5 Libraries to learn in Python for Data Science! (Explained)

Yash Gupta
Data Science Simplified
9 min readOct 11, 2020

Starting out with Python for Data Science? you’ve come at the right place.

Disclaimer: This article is not meant only for students/academicians/ professionals who are well versed with python. *THIS IS NOT AN ARTICLE WITH CODES*, It is for anyone who wants to understand just how awesome python is and would like to chart out a path to learn it. It is in highly simplified terms and does NOT contain codes. It does have detailed information relevant to understand the way the codes work.

For anyone who is familiar with python, skip this paragraph about what python is (in very non-technical and simplified terms).

What is Python?

Python is a programming language. But you already knew that, didn’t you? So what exactly is a programming language? Let’s say… you have to make a cup of tea. What you need for making tea is just the right ingredients. Consider coding to be the ingredients and the cup of tea to be your outcome, where the only difference is that you just need the right amount of sugar, water and tea leaves to make the perfect cup or it just doesn’t work for you. The beauty of it? You can make something creative out of your cup that is useful to a whole new level. Like Lemon tea or Red tea. You can do anything you want. Try the same with coffee or cake or an Indian curry. It’s all in your hand.

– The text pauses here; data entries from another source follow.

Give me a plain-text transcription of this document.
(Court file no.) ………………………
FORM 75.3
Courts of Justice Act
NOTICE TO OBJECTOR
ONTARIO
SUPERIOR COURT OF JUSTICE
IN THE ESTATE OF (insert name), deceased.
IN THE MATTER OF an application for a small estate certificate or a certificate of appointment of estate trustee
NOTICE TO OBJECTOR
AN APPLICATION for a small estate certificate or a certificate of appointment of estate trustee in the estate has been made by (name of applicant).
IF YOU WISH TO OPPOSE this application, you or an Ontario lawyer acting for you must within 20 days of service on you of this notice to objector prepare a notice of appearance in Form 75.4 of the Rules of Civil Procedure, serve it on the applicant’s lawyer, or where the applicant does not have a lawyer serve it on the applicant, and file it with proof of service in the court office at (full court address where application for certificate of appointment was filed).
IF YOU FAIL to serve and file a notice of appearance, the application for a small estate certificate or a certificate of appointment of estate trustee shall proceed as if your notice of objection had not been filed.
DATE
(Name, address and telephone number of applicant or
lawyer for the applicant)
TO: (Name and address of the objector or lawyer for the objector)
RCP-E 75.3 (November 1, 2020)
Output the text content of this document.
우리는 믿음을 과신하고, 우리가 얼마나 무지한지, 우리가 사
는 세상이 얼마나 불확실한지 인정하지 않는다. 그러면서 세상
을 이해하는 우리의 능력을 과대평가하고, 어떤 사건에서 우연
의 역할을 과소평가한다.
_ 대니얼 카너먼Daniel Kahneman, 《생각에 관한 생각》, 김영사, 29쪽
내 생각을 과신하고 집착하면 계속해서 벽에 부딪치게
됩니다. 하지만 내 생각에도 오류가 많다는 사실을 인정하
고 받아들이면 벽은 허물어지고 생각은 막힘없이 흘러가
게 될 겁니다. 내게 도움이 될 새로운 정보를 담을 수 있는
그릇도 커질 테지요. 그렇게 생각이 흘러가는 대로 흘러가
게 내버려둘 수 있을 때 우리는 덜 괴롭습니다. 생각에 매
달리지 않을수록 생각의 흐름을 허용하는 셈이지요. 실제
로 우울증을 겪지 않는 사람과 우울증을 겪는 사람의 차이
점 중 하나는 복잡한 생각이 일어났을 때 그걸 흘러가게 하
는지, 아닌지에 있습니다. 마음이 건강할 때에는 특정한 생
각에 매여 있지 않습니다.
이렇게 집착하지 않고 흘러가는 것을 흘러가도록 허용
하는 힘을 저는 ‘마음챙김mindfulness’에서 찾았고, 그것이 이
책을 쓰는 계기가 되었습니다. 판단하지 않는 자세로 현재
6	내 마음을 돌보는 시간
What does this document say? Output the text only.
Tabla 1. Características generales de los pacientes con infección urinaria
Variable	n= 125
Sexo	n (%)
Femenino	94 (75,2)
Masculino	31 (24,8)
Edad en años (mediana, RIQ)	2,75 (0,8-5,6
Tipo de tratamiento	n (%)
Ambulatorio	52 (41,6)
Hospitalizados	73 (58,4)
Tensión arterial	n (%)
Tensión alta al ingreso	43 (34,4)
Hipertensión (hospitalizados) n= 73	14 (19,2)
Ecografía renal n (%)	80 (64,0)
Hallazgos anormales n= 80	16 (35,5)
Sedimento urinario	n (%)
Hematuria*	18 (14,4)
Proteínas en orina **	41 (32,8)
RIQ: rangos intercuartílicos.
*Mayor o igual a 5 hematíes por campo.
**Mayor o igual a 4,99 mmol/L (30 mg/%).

In short, your codes are your ingredients and the outcome is all based on how well and accurately you combine them to make sense. Coding is simple, the codes are in English and are just like normal words and sentences.

Technically, Python is a open source programming language that has been around for more than a decade now and is the primary language used in Data Science and Analytics because of it’s wide application and the availability of open source libraries (or a particular set of ingredients for a particular task) for a multitude of tasks such as Statistics, all the way to Machine Learning.

What are Libraries?

Libraries are a set of functions and commands that are coupled together to perform a set of things that relate to a particular thing. For example, Scipy stats relates to Statistics used in the real world and has relevant codes to apply to datasets that are being analyzed using python. There are currently over 137K libraries available in Python and they go far and beyond our imagination and can do pretty much everything from work on numbers to astrophysics. (really cool, right?)

There are also new libraries being developed by developers everyday to help users around the world perform tasks using coding. Following is a non-code explanation of 5 amazing libraries to learn in python for data science;

Pandas

Numpy

Scipy Stats

Scikit Learn

Seaborn

PANDAS:

Pandas would be one of the cutest animals on Earth and here, one of the most powerful libraries in Python. Think of them as an imitation of Excel with upgrades for programming. Pandas are the go to, to handle datasets in python. Pandas work with tabular data and can handle enormous amounts of rows and columns of data and can manipulate them in seconds.

They are also highly preferred in the Data Analytics process because of their impact in the Preprocessing and Transformation of data. You can combine commands with other libraries in python and get your desired output within just a handful lines of code. You can take in data into pandas from many sources such as csv files and excel files and transform them as necessary.

To know how powerful pandas is, I’ll give you an example. Consider you have a table with 5000 rows of entries over 10 columns. To identify the correlation between these 10 variables in real life would be really difficult, but in pandas all it takes is to add ‘.corr()’ after the name of your dataset and you’ll be presented with a bivariate relationship analysis of all the 10 columns against each other in a correlation matrix which takes not more than 10 seconds to do if you have a clean dataset.

This also applies to processes such as imputation of data, cleaning null or empty values and adding/removing columns and taking subsets of data etc. You can do anything you imagine with tabular data in Pandas.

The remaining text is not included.